Blazing Mediterranean sun. The cacophony of voices speaking Latin. The stench of sweat, dust, and incense filling the air.
She stumbles through the Roman Forum, disoriented by the sudden shift from arctic cold to sweltering heat. Her body is different again, larger, muscled, bearing numerous scars. Male this time. A gladiator's brand on the shoulder still looks raw and painful.
Marcus, her new memories supply. A slave from Gaul, captured in battle, trained to die for the entertainment of citizens who see him as less than human.
The forum bustles with afternoon activity. Senators in white togas discuss politics and philosophy while slaves carry amphorae of wine and oil. Merchants hawk their wares from wooden stalls. Horses neigh and stamp in the heat. The distant roar of crowds echoes from the direction of the Colosseum.
She looks at her hands large, calloused, stained with arena sand and blood. Not her hands. Never her hands. But they carry Marcus's memories: the weight of gladius and shield, the taste of watered wine and stale bread, the knowledge that tomorrow's games will likely mean death.
Citizens part around her as she moves through the forum, some recognizing the distinctive markings on her arms that identify her as a gladiator. Their expressions range from curiosity to revulsion to excitement; she is both a celebrity and condemned man, famous and doomed.
The Colosseum dominates the skyline, its massive bulk casting shadows across the city. Even from a distance, she can hear the sounds of construction slaves adding new tiers, preparing for tomorrow's spectacle. In the practice yards, other fighters train: Thracians with curved swords, retiarii with nets and tridents, massive murmillones in heavy armor.
A lanista trainer approaches, scarred and weathered, carrying a wooden practice sword. His face shows annoyance that shifts to concern as he studies her expression.
"Marcus! Where have you been? Quintus has been looking for you."
She stares blankly. The trainer's weathered features crease with worry.
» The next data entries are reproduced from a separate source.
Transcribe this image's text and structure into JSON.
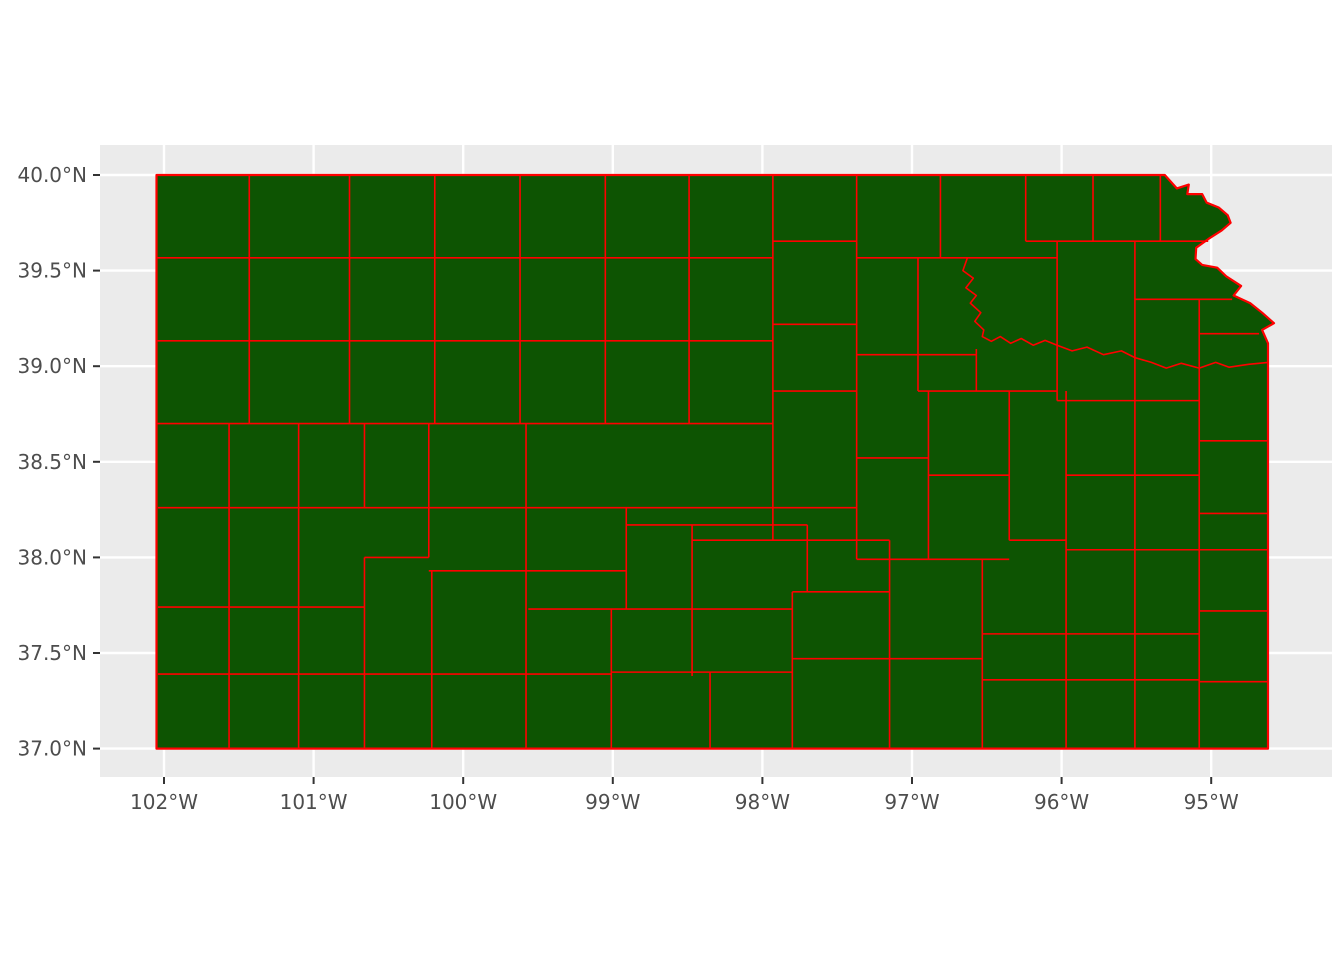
{
  "figure": {
    "background": "#FFFFFF"
  },
  "panel": {
    "background": "#EBEBEB",
    "grid_major_color": "#FFFFFF"
  },
  "map": {
    "region_label": "kansas-counties",
    "county_fill": "#0D5402",
    "border_color": "#FF0000",
    "state_outline": [
      [
        -102.05,
        40.0
      ],
      [
        -95.31,
        40.0
      ],
      [
        -95.23,
        39.93
      ],
      [
        -95.15,
        39.95
      ],
      [
        -95.16,
        39.9
      ],
      [
        -95.06,
        39.9
      ],
      [
        -95.03,
        39.855
      ],
      [
        -94.95,
        39.83
      ],
      [
        -94.89,
        39.79
      ],
      [
        -94.87,
        39.75
      ],
      [
        -94.93,
        39.71
      ],
      [
        -95.02,
        39.665
      ],
      [
        -95.1,
        39.62
      ],
      [
        -95.105,
        39.56
      ],
      [
        -95.06,
        39.53
      ],
      [
        -94.96,
        39.515
      ],
      [
        -94.9,
        39.47
      ],
      [
        -94.8,
        39.42
      ],
      [
        -94.85,
        39.37
      ],
      [
        -94.74,
        39.33
      ],
      [
        -94.66,
        39.28
      ],
      [
        -94.58,
        39.225
      ],
      [
        -94.66,
        39.19
      ],
      [
        -94.62,
        39.12
      ],
      [
        -94.62,
        37.0
      ],
      [
        -102.05,
        37.0
      ]
    ],
    "county_lines": {
      "vertical": [
        [
          -101.43,
          40.0,
          38.7
        ],
        [
          -100.76,
          40.0,
          38.7
        ],
        [
          -100.19,
          40.0,
          38.7
        ],
        [
          -99.62,
          40.0,
          38.7
        ],
        [
          -99.05,
          40.0,
          38.7
        ],
        [
          -98.49,
          40.0,
          38.7
        ],
        [
          -97.93,
          40.0,
          38.09
        ],
        [
          -97.37,
          40.0,
          37.99
        ],
        [
          -96.81,
          40.0,
          39.567
        ],
        [
          -96.24,
          40.0,
          39.654
        ],
        [
          -95.79,
          40.0,
          39.654
        ],
        [
          -95.34,
          40.0,
          39.654
        ],
        [
          -96.96,
          39.567,
          38.87
        ],
        [
          -96.03,
          39.654,
          38.82
        ],
        [
          -95.51,
          39.654,
          37.0
        ],
        [
          -95.08,
          39.35,
          37.0
        ],
        [
          -96.89,
          38.87,
          37.99
        ],
        [
          -96.57,
          39.09,
          38.87
        ],
        [
          -96.35,
          38.87,
          38.09
        ],
        [
          -95.97,
          38.87,
          37.0
        ],
        [
          -96.53,
          37.99,
          37.0
        ],
        [
          -97.15,
          38.09,
          37.0
        ],
        [
          -97.7,
          38.17,
          37.82
        ],
        [
          -97.8,
          37.82,
          37.0
        ],
        [
          -98.47,
          38.17,
          37.38
        ],
        [
          -98.35,
          37.4,
          37.0
        ],
        [
          -98.91,
          38.26,
          37.73
        ],
        [
          -99.01,
          37.73,
          37.0
        ],
        [
          -99.58,
          38.7,
          37.0
        ],
        [
          -100.23,
          38.7,
          38.0
        ],
        [
          -100.66,
          38.7,
          38.26
        ],
        [
          -100.66,
          38.0,
          37.0
        ],
        [
          -100.21,
          37.93,
          37.0
        ],
        [
          -101.1,
          38.7,
          37.0
        ],
        [
          -101.565,
          38.7,
          37.0
        ]
      ],
      "horizontal": [
        [
          39.567,
          -102.05,
          -97.93
        ],
        [
          39.567,
          -97.37,
          -96.03
        ],
        [
          39.654,
          -97.93,
          -97.37
        ],
        [
          39.654,
          -96.24,
          -95.02
        ],
        [
          39.219,
          -97.93,
          -97.37
        ],
        [
          39.133,
          -102.05,
          -97.93
        ],
        [
          39.06,
          -97.37,
          -96.57
        ],
        [
          38.7,
          -102.05,
          -97.93
        ],
        [
          38.87,
          -97.93,
          -97.37
        ],
        [
          38.87,
          -96.96,
          -96.03
        ],
        [
          38.82,
          -96.03,
          -95.08
        ],
        [
          38.61,
          -95.08,
          -94.62
        ],
        [
          38.52,
          -97.37,
          -96.89
        ],
        [
          38.43,
          -96.89,
          -96.35
        ],
        [
          38.43,
          -95.97,
          -95.08
        ],
        [
          38.26,
          -102.04,
          -97.37
        ],
        [
          38.23,
          -95.08,
          -94.62
        ],
        [
          38.17,
          -98.91,
          -97.7
        ],
        [
          38.09,
          -98.47,
          -97.15
        ],
        [
          38.09,
          -96.35,
          -95.97
        ],
        [
          38.04,
          -95.97,
          -94.62
        ],
        [
          38.0,
          -100.66,
          -100.23
        ],
        [
          37.99,
          -97.37,
          -96.35
        ],
        [
          37.93,
          -100.23,
          -98.91
        ],
        [
          37.82,
          -97.8,
          -97.15
        ],
        [
          37.74,
          -102.04,
          -100.66
        ],
        [
          37.73,
          -99.565,
          -97.8
        ],
        [
          37.72,
          -95.08,
          -94.62
        ],
        [
          37.6,
          -96.53,
          -95.08
        ],
        [
          37.47,
          -97.8,
          -96.53
        ],
        [
          37.4,
          -99.01,
          -97.8
        ],
        [
          37.39,
          -102.04,
          -99.01
        ],
        [
          37.36,
          -96.53,
          -95.08
        ],
        [
          37.35,
          -95.08,
          -94.62
        ],
        [
          39.35,
          -95.51,
          -94.86
        ],
        [
          39.17,
          -95.08,
          -94.68
        ]
      ],
      "rivers": [
        [
          [
            -96.63,
            39.567
          ],
          [
            -96.66,
            39.5
          ],
          [
            -96.59,
            39.46
          ],
          [
            -96.64,
            39.41
          ],
          [
            -96.57,
            39.37
          ],
          [
            -96.61,
            39.33
          ],
          [
            -96.54,
            39.28
          ],
          [
            -96.58,
            39.235
          ],
          [
            -96.52,
            39.19
          ],
          [
            -96.53,
            39.155
          ],
          [
            -96.47,
            39.13
          ],
          [
            -96.41,
            39.155
          ],
          [
            -96.34,
            39.12
          ],
          [
            -96.27,
            39.145
          ],
          [
            -96.19,
            39.11
          ],
          [
            -96.11,
            39.135
          ],
          [
            -96.03,
            39.11
          ]
        ],
        [
          [
            -96.03,
            39.11
          ],
          [
            -95.93,
            39.08
          ],
          [
            -95.83,
            39.1
          ],
          [
            -95.72,
            39.06
          ],
          [
            -95.6,
            39.08
          ],
          [
            -95.51,
            39.045
          ],
          [
            -95.4,
            39.02
          ],
          [
            -95.3,
            38.99
          ],
          [
            -95.2,
            39.015
          ],
          [
            -95.08,
            38.99
          ],
          [
            -94.97,
            39.02
          ],
          [
            -94.88,
            38.995
          ],
          [
            -94.75,
            39.01
          ],
          [
            -94.62,
            39.02
          ]
        ]
      ]
    }
  },
  "axes": {
    "text_color": "#4D4D4D",
    "tick_color": "#333333",
    "x": {
      "ticks": [
        {
          "label": "102°W",
          "lon": -102
        },
        {
          "label": "101°W",
          "lon": -101
        },
        {
          "label": "100°W",
          "lon": -100
        },
        {
          "label": "99°W",
          "lon": -99
        },
        {
          "label": "98°W",
          "lon": -98
        },
        {
          "label": "97°W",
          "lon": -97
        },
        {
          "label": "96°W",
          "lon": -96
        },
        {
          "label": "95°W",
          "lon": -95
        }
      ]
    },
    "y": {
      "ticks": [
        {
          "label": "40.0°N",
          "lat": 40.0
        },
        {
          "label": "39.5°N",
          "lat": 39.5
        },
        {
          "label": "39.0°N",
          "lat": 39.0
        },
        {
          "label": "38.5°N",
          "lat": 38.5
        },
        {
          "label": "38.0°N",
          "lat": 38.0
        },
        {
          "label": "37.5°N",
          "lat": 37.5
        },
        {
          "label": "37.0°N",
          "lat": 37.0
        }
      ]
    }
  }
}
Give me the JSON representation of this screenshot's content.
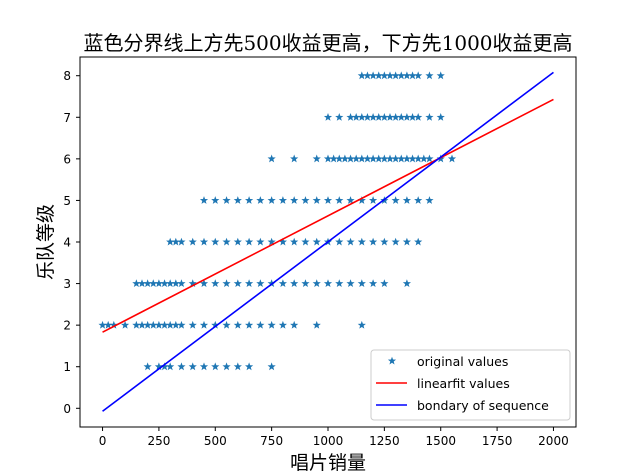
{
  "chart_data": {
    "type": "scatter",
    "title": "蓝色分界线上方先500收益更高，下方先1000收益更高",
    "xlabel": "唱片销量",
    "ylabel": "乐队等级",
    "xlim": [
      -100,
      2100
    ],
    "ylim": [
      -0.45,
      8.45
    ],
    "xticks": [
      0,
      250,
      500,
      750,
      1000,
      1250,
      1500,
      1750,
      2000
    ],
    "yticks": [
      0,
      1,
      2,
      3,
      4,
      5,
      6,
      7,
      8
    ],
    "grid": false,
    "legend_position": "lower-right",
    "colors": {
      "points": "#1f77b4",
      "linearfit": "#ff0000",
      "boundary": "#0000ff"
    },
    "series": [
      {
        "name": "original values",
        "kind": "scatter",
        "marker": "star",
        "rows": [
          {
            "y": 8,
            "x": [
              1150,
              1175,
              1200,
              1225,
              1250,
              1275,
              1300,
              1325,
              1350,
              1375,
              1400,
              1450,
              1500
            ]
          },
          {
            "y": 7,
            "x": [
              1000,
              1050,
              1100,
              1125,
              1150,
              1175,
              1200,
              1225,
              1250,
              1275,
              1300,
              1325,
              1350,
              1375,
              1400,
              1450,
              1500
            ]
          },
          {
            "y": 6,
            "x": [
              750,
              850,
              950,
              1000,
              1025,
              1050,
              1075,
              1100,
              1125,
              1150,
              1175,
              1200,
              1225,
              1250,
              1275,
              1300,
              1325,
              1350,
              1375,
              1400,
              1425,
              1450,
              1500,
              1550
            ]
          },
          {
            "y": 5,
            "x": [
              450,
              500,
              550,
              600,
              650,
              700,
              750,
              800,
              850,
              900,
              950,
              1000,
              1050,
              1100,
              1150,
              1200,
              1250,
              1300,
              1350,
              1400,
              1450
            ]
          },
          {
            "y": 4,
            "x": [
              300,
              325,
              350,
              400,
              450,
              500,
              550,
              600,
              650,
              700,
              750,
              800,
              850,
              900,
              950,
              1000,
              1050,
              1100,
              1150,
              1200,
              1250,
              1300,
              1350,
              1400
            ]
          },
          {
            "y": 3,
            "x": [
              150,
              175,
              200,
              225,
              250,
              275,
              300,
              325,
              350,
              400,
              450,
              500,
              550,
              600,
              650,
              700,
              750,
              800,
              850,
              900,
              950,
              1000,
              1050,
              1100,
              1150,
              1200,
              1250,
              1350
            ]
          },
          {
            "y": 2,
            "x": [
              0,
              25,
              50,
              100,
              150,
              175,
              200,
              225,
              250,
              275,
              300,
              325,
              350,
              400,
              450,
              500,
              550,
              600,
              650,
              700,
              750,
              800,
              850,
              950,
              1150
            ]
          },
          {
            "y": 1,
            "x": [
              200,
              250,
              275,
              300,
              350,
              400,
              450,
              500,
              550,
              600,
              650,
              750
            ]
          }
        ]
      },
      {
        "name": "linearfit values",
        "kind": "line",
        "x": [
          0,
          2000
        ],
        "y": [
          1.83,
          7.43
        ]
      },
      {
        "name": "bondary of sequence",
        "kind": "line",
        "x": [
          0,
          2000
        ],
        "y": [
          -0.07,
          8.08
        ]
      }
    ]
  }
}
"Are you ill? You look like you've seen the gods themselves."
"Something like that," she manages, Marcus's voice sounding strange to her ears.
The sound of wild animals carries on the wind lions, bears, exotic creatures from the empire's furthest reaches, all destined to die in tomorrow's games. She looks toward the arena where sand is being raked clean and fresh. By tomorrow evening, it will be dark with blood.
"I won't live to see another sunset," she says, though she's not thinking about tomorrow's fight.
The trainer places a weathered hand on her shoulder. "Defeat is not death, boy. Only surrender is death."
But surrender isn't what she fears. Her skin prickles with familiar dread as the construction sounds begin to fade, voices becoming distant and muffled. At the edge of the practice yard, shadows pool in unnatural patterns. The air shimmers despite the afternoon heat.
"No. Not here. Not now."
---
The gladiator barracks are cramped stone cells lining a long corridor. In each cell, fighters prepare for tomorrow sharpening weapons, praying to gods who may or may not be listening, writing letters to families they'll never see again. The walls are covered with names scratched into stone by trembling fingers in the hours before final battles. Hundreds of them. A memorial to the forgotten dead.
She sits on a straw mattress, staring at those names while accessing Marcus's memories. The weight of his despair, his rage, his desperate hope for one more day of life. A Germanic gladiator approaches massive, with ritual scars covering his arms like a map of old battles.
"You look troubled, Roman."
"I'm not Roman."
"Neither am I. But we all die Roman."
They sit in the silence of condemned men. Outside, Rome continues its daily business, citizens preparing for tomorrow's entertainment, placing bets on who will live and who will die.
"What frightens you more, the lions or the crowd?" the Germanic fighter asks.
She looks up. How do you explain that something far worse hunts you? Something that makes lions seem like house cats?
"Neither."
Footsteps echo in the corridor but these make no sound on stone. Her breathing quickens while the Germanic fighter continues talking, oblivious to the wrongness creeping through the air.
"My village had stories of shadow-walkers. Spirits that—"
"Stop."
She stands abruptly. At the end of the corridor, darkness seems to breathe. The torches flicker without any wind to disturb them.
"I have to go."
She rushes toward the barracks entrance, but guards block her path with crossed spears.
"No one leaves before the games."
Behind her, shadows spread between the cells like spilled ink. The temperature drops despite the warm evening air.
"Let me out!"
"Calm yourself. Tomorrow you fight with honor."
But there will be no tomorrow. Not here. Not like this. The darkness is seeping closer, and she can feel its attention like weight pressing down on her chest.
She closes her eyes, reaching for that falling sensation, that space between heartbeats where she can slip away from one life and into another.
The world grows silent. Then rushing wind.